The New Directions in Film and Television Production Studies Conference last week put the focus firmly on collaborations between academics and media industry workers and addressed some of the questions that arise from such research. These include questions about confidentiality and ownership, about who funds the research and whose interests it serves. In a particularly interesting panel about research methodologies, Hanne Bruun examined some of the  issues faced by researchers using qualitative interviews in their research. She raised questions of access and power and also the difficulties involved in researching problems and failures in media industries. Since people are understandably more willing to be interviewed about successes than problems or failures, the range of research that a researcher might carry out using this method is potentially threatened. Eva van Passel discussed some of the challenges involved in a project in Flanders to analyse remuneration for screenwriters, directors and actors, using both qualitative and quantitative research methods. What existing data is useful and how can it best be used to establish such a variable and context dependent measure as what constitutes ‘fair’ remuneration? Van Passel suggested that the best way to proceed might be to start from establishing what is definitely ‘not fair’.

In another panel on Changing Technologies and Practices, discussion centred on the breaking down of boundaries between marketing and core content, focussing on Channel 4 as a case study.

In an industry panel discussion on research, Kate Ogborn of Fly Films said that she would be most interested in  research into what makes an independent production company successful. Laura Marshall of Icon Films agreed.
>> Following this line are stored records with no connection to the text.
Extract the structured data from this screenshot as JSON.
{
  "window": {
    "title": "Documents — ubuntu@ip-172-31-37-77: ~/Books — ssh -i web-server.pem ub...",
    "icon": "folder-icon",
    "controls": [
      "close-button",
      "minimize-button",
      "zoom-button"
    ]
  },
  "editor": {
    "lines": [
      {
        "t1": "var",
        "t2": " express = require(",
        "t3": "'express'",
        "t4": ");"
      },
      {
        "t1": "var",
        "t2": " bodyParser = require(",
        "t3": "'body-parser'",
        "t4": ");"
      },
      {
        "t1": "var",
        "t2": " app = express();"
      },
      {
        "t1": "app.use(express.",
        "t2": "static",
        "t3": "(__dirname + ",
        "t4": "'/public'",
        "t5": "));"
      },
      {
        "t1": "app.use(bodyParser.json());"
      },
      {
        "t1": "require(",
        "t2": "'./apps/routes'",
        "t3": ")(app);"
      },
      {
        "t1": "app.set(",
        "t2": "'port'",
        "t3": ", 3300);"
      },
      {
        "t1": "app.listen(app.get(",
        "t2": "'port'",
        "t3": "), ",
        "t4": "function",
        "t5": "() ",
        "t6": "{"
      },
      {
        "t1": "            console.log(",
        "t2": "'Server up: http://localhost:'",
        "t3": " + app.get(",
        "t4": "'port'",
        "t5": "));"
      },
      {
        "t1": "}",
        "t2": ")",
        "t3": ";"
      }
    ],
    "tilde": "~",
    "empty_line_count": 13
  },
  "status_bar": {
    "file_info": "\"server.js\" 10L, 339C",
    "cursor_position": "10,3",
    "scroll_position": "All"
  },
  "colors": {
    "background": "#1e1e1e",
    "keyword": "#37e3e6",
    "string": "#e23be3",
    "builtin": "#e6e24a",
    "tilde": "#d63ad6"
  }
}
Final Keynote John Caldwell returned to the themes of concealment and disclosure, official, informal and unauthorised (such as the Sony hack) and their role within production studies research.  He explained how he has examined both the information exposed by the Sony hack and the reaction to the hack, as well as social media presence and other data sources and what they might reveal about the media industries. He pointed out that academia was part of, not separate to, the same corporate culture and neoliberal political economy in which media industries exist and stressed the importance of academic researchers clearly defining their relationship with media industry workers and organisations within any research project.  Are they discussants, investigators, collaborators or co-authors? However he also gave examples of ways that these roles can in fact shift and collapse and highlighted the number of researchers in this area whose personal background and identity straddle the boundaries between academia and production.

Caldwell also elaborated on his concept of para-industries (the ‘subterranean levels’ of media production that go into producing pitches and other development and promotional materials, such as ‘look books’ and ‘pre-script novels’, in order to get a project into production). He pointed out that it was important to recognise what is not being researched and aspects of production that remain invisible. He said he was particular interested in the way that every media production was a link in various chains of individual and organisation brand production and how creative labour on any particular production, rather than being supplied simply in exchange for financial compensation, was therefore often part of complicated deals and exchanges that exceeded the context of that particular production. Caldwell proposed collective creativity and consensus building and opposing forces such as dissensus, downsizing and outsourcing, as fertile areas of research, suggesting that studies of incoherence, as well as coherence, are potentially of great use to media organisations, as well as of interest to academics.